Brownback’s Office Says No Criminal Charges To Be Filed Over Campaign Loans
Kansas Gov. Sam Brownback’s office said Wednesday it had received word from the U.S. Attorney’s Office that no charges will be filed after an investigation into loans made to the governor’s re-election campaign.
The governor released a joint statement along with Lt. Gov. Jeff Colyer, a plastic surgeon who was also at the center of the probe.
“We have been advised by legal counsel that the United States Attorney’s office has concluded an investigation regarding campaign finance matters, and no charges are to be filed,” the statement read.
“As we have stated many times, our campaign finances were conducted in full compliance with applicable law and ethics regulations. We will have no further statements regarding this concluded matter.”
The Associated Press first reported in January that a grand jury had convened in Topeka and requested information under subpoena of all documents related to loans Brownback and Colyer had made to the campaign.
Colyer, the architect of the Medicaid managed care switch known as “KanCare,” loaned the campaign $500,000 three times — each time just before a deadline for candidates to report their fundraising.
Subsequent campaign finance reports showed that the first two times the loans were made, the campaign paid Colyer back within days.
When the most recent campaign reports were filed at the end of 2014, however, the campaign had repaid only $400,000 of the final Colyer loan. The campaign had only about $45,000 in cash on hand left at that point, so it could not fully repay Colyer or repay a loan Brownback and his wife Mary made to the campaign.

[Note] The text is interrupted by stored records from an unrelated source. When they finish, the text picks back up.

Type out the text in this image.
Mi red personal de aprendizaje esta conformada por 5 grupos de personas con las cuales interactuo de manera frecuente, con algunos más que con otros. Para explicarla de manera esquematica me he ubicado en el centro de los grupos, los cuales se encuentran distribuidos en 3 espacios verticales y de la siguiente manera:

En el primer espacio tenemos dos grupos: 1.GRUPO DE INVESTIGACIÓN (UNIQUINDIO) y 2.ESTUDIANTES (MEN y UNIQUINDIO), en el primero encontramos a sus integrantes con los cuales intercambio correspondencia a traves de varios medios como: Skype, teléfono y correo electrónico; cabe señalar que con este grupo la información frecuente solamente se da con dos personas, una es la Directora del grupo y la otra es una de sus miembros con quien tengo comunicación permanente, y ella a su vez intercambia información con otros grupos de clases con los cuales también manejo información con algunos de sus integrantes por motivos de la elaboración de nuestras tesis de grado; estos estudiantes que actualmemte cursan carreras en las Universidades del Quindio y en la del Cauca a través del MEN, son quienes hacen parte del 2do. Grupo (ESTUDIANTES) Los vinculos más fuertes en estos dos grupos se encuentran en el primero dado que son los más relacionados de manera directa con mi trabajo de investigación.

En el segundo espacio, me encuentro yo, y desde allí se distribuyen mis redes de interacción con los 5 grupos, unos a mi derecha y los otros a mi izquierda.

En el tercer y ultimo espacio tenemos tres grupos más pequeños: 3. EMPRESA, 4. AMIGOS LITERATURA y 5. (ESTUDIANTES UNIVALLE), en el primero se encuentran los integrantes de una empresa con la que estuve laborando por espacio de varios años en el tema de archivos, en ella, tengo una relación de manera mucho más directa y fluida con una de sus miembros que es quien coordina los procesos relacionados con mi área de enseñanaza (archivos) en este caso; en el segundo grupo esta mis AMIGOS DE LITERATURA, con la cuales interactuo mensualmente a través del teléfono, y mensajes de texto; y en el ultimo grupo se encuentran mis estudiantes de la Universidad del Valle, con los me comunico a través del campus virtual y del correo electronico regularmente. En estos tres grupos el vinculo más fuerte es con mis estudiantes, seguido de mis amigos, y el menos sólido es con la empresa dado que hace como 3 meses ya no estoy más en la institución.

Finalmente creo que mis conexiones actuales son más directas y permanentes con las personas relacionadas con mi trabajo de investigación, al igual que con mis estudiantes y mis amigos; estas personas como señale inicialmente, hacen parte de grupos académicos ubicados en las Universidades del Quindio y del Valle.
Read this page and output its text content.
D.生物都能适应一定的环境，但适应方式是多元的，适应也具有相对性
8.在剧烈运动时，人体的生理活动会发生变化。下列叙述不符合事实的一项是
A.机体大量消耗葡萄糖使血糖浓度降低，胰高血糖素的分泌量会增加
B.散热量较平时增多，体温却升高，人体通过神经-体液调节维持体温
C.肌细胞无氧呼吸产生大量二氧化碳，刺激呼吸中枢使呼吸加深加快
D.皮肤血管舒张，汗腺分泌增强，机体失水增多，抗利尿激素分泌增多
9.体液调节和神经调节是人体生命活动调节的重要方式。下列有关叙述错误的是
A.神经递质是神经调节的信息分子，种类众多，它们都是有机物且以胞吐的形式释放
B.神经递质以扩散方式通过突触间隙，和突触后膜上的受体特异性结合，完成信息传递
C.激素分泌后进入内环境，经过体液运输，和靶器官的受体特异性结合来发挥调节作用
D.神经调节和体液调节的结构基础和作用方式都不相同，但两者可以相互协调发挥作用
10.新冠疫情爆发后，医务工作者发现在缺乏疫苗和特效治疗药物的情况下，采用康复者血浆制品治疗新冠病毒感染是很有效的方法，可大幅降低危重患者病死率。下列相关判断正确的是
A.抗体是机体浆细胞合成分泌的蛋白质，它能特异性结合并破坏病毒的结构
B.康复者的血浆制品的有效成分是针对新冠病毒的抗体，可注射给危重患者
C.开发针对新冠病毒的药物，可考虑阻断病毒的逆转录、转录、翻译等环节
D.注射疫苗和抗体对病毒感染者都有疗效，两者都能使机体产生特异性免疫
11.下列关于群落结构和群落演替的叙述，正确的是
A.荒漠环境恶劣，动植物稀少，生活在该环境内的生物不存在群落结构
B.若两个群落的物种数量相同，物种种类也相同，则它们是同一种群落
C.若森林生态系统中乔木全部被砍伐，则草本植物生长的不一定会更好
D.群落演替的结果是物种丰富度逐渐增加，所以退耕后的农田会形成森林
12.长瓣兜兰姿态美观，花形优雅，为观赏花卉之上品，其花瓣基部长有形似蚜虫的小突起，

The most recent filing lists $100,000 to Colyer and $200,000 to the Brownbacks as “loan payable” on Schedule D, the section for “Other Transactions.”
Brownback and Colyer were asked repeatedly about the loans on the campaign trail but divulged little information about them, with Colyer only calling them “cash management.”
Grand jury proceedings are closed and the evidence presented to grand juries is rarely made public if no charges are filed.
Andy Marso is a reporter for KHI News Service in Topeka, a partner in the Heartland Health Monitor team.